Em sua 44ª edição, Fenac abre espaço para a renovação

Com ápice em décadas passadas, novas edições buscam manter popularidade

Estado de Minas

Integrante do clã dos Borges, Rodrigo não acredita que o tempo dos festivais de música tenha passado
O 44º Festival Nacional da Canção (Fenac) atrai artistas com carreira consolidada.
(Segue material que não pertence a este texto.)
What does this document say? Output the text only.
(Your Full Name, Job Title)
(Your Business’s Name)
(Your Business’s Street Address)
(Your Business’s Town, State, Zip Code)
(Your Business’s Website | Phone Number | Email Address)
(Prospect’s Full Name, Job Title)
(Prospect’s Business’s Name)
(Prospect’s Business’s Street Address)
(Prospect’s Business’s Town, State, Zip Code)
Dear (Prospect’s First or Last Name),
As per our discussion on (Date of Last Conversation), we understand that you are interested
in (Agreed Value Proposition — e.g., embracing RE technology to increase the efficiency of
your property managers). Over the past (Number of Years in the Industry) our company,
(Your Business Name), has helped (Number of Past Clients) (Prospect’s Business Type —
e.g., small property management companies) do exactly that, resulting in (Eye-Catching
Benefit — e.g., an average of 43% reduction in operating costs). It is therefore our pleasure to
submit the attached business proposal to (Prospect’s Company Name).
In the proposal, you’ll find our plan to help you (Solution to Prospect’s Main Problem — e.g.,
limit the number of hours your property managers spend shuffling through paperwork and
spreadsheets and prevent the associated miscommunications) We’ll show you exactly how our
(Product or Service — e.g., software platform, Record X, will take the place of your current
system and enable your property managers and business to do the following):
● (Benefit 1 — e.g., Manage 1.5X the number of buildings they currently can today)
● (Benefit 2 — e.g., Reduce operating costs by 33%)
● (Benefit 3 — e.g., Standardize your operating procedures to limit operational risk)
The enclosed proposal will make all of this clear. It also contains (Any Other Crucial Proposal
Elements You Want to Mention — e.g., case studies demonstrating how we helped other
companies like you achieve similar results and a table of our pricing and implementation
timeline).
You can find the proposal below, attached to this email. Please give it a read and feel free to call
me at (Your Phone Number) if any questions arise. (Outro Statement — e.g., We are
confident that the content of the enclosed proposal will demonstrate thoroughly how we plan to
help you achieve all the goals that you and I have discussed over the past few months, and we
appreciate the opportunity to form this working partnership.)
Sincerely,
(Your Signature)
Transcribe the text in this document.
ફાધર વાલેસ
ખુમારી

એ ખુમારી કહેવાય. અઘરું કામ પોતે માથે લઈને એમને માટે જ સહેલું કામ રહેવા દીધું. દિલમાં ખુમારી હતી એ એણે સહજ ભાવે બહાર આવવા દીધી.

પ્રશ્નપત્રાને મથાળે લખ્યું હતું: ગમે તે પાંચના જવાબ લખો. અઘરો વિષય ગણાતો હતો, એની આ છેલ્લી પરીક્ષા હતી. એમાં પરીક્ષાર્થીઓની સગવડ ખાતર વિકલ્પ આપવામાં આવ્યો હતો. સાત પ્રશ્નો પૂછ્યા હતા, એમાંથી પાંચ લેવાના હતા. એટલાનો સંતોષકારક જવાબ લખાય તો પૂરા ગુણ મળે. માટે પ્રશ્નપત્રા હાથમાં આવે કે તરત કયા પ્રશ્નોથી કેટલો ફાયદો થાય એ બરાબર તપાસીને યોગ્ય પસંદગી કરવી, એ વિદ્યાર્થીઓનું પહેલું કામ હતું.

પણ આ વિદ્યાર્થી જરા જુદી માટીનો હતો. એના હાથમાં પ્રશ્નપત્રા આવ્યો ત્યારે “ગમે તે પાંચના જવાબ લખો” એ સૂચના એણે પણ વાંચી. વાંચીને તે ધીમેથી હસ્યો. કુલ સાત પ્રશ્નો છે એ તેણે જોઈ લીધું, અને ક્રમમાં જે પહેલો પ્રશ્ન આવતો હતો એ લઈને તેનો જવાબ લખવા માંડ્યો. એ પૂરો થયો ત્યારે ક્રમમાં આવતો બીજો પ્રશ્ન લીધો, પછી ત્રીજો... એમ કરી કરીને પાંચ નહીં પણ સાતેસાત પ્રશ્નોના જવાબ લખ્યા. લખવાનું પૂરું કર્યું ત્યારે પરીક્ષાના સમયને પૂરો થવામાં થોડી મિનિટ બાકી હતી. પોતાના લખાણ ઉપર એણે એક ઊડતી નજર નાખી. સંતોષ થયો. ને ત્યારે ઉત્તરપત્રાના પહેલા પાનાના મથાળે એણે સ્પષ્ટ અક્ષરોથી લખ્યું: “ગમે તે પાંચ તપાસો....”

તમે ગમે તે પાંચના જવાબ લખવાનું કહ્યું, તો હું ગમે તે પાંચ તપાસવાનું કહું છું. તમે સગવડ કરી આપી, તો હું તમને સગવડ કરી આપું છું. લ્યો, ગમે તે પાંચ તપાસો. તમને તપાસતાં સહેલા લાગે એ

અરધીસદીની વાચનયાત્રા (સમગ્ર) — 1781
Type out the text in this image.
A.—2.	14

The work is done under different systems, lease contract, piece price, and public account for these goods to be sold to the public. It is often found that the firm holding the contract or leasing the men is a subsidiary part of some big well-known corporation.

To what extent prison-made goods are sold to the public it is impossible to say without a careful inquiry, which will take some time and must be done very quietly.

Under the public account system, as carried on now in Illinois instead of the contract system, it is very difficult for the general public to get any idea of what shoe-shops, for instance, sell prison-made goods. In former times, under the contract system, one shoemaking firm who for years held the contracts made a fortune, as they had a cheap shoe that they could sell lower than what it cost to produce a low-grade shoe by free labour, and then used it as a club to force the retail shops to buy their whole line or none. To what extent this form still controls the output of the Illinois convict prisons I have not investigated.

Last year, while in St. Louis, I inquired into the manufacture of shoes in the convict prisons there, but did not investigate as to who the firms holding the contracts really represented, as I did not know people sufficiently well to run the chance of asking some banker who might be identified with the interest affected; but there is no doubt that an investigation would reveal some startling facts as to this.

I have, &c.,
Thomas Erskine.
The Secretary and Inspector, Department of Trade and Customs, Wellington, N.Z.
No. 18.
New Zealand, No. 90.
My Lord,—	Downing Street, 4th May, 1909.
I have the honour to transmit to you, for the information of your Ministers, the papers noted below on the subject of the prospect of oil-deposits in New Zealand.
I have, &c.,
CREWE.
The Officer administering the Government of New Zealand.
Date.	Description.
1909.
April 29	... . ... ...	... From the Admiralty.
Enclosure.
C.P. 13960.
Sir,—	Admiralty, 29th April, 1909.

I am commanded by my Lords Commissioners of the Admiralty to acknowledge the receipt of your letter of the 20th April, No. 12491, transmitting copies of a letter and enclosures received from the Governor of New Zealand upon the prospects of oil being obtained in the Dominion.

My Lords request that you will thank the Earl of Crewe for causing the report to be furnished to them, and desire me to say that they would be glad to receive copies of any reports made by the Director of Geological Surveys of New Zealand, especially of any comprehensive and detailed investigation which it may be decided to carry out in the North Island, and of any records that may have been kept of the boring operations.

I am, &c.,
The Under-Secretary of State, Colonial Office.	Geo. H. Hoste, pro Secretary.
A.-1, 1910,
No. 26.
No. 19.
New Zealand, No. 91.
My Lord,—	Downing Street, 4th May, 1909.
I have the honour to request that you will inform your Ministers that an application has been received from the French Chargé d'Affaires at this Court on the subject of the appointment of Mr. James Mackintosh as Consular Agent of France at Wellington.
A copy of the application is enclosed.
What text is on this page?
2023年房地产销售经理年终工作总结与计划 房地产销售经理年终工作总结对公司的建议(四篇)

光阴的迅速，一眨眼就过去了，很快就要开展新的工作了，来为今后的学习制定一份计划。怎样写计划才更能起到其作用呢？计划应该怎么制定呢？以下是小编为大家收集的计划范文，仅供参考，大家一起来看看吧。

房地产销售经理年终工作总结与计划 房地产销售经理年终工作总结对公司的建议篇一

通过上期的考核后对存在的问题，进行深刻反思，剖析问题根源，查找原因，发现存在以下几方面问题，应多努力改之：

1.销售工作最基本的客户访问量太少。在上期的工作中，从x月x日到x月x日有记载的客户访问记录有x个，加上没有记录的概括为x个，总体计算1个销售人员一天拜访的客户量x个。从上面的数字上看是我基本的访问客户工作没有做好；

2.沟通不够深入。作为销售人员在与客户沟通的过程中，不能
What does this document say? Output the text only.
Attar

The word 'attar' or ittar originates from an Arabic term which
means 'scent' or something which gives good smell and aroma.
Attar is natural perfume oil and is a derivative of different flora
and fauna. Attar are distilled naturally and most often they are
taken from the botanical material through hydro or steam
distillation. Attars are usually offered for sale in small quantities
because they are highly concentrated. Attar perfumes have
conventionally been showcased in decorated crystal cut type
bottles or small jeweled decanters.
Integrantes do clã considerado o berço do Clube da Esquina, os compositores Rodrigo Borges e Telo Borges participam do evento, cuja finalíssima em Boa Esperança, no Sul de Minas, está marcada para setembro.


Muito atuante em BH, Rodrigo é filho do músico Marilton Borges, veterano da noite da capital, e sobrinho de Márcio e Lô, parceiros de Milton Nascimento no disco histórico lançado em 1972. Telo, o outro tio, ganhou o prêmio Grammy Latino 2003 com a canção Tristesse.

Nos anos 1960, os festivais tiveram papel importante na carreira dos Borges. Rodrigo é jovem, mas destaca o impacto das disputas promovidas pela TV Excelsior e TV Rio, “com imagens em preto e branco, ditadura militar, torcidas furiosas e a nata da nossa MPB em pleno alvorecer”.

o contrário do que muita gente pensa, os festivais não ficaram datados, acredita ele. Rodrigo lembra que o palco e o show são fundamentais para o artista contemporâneo, sobretudo diante da revolução no mercado fonográfico e da nova dinâmica imposta pela internet à cena musical.

“Os festivais continuam arrastando multidões pelo interior do Brasil”, constata o cantor e compositor. “Nada substitui o calor das apresentações ao vivo. Os festivais podem ter o papel relevante de promover novos talentos, estimular o intercâmbio entre profissionais da cadeia produtiva das artes e funcionar como instrumento de educação em nosso universo cultural, dominado por sucessos cada vez mais efêmeros e apelativos”, acredita.

Rodrigo se diz honrado por três de suas canções terem sido selecionadas pelo Fenac 2014: Qualquer palavra (parceria com Tatta Spalla), Deixa tudo ser (com Márcio Borges) e Sempre a cantar. Diferentemente do que foi noticiado, ele explica que Lenine e Lô Borges não vão defendê-las. A missão ficará a cargo dele e do tio Telo Borges.

Formiga Única sede do Fenac no Centro-Oeste mineiro, Formiga recebeu a segunda classificatória no fim de semana. Foram selecionadas É sério (de Ito Moreno, SP), Quando eu partir (Renato Muringa/Projeto Saravá, MG), Fulô do sertão (Laís Marques, BA), Saudade (José Ferreira, Aroldo Araújo, Luizinho Duarte e Eudes Fraga, CE), Invisível (Nano Vianna, ES) e Ame (Kleuber Garcêz e Paulo Monarco, MT).

As próximas etapas ocorrerão em Varginha (dias 15 e 16), Guapé (dias 22 e 23) e Três Pontas (dias 29 e 30). De 5 a 7 de setembro, em Boa Esperança, serão realizadas as seminifinais e a finalíssima, com distribuição de R$ 220 mil em prêmios. O vencedor levará também o Troféu Lamartine Babo. Das 3 mil músicas inscritas, 140 foram selecionadas, de 18 estados.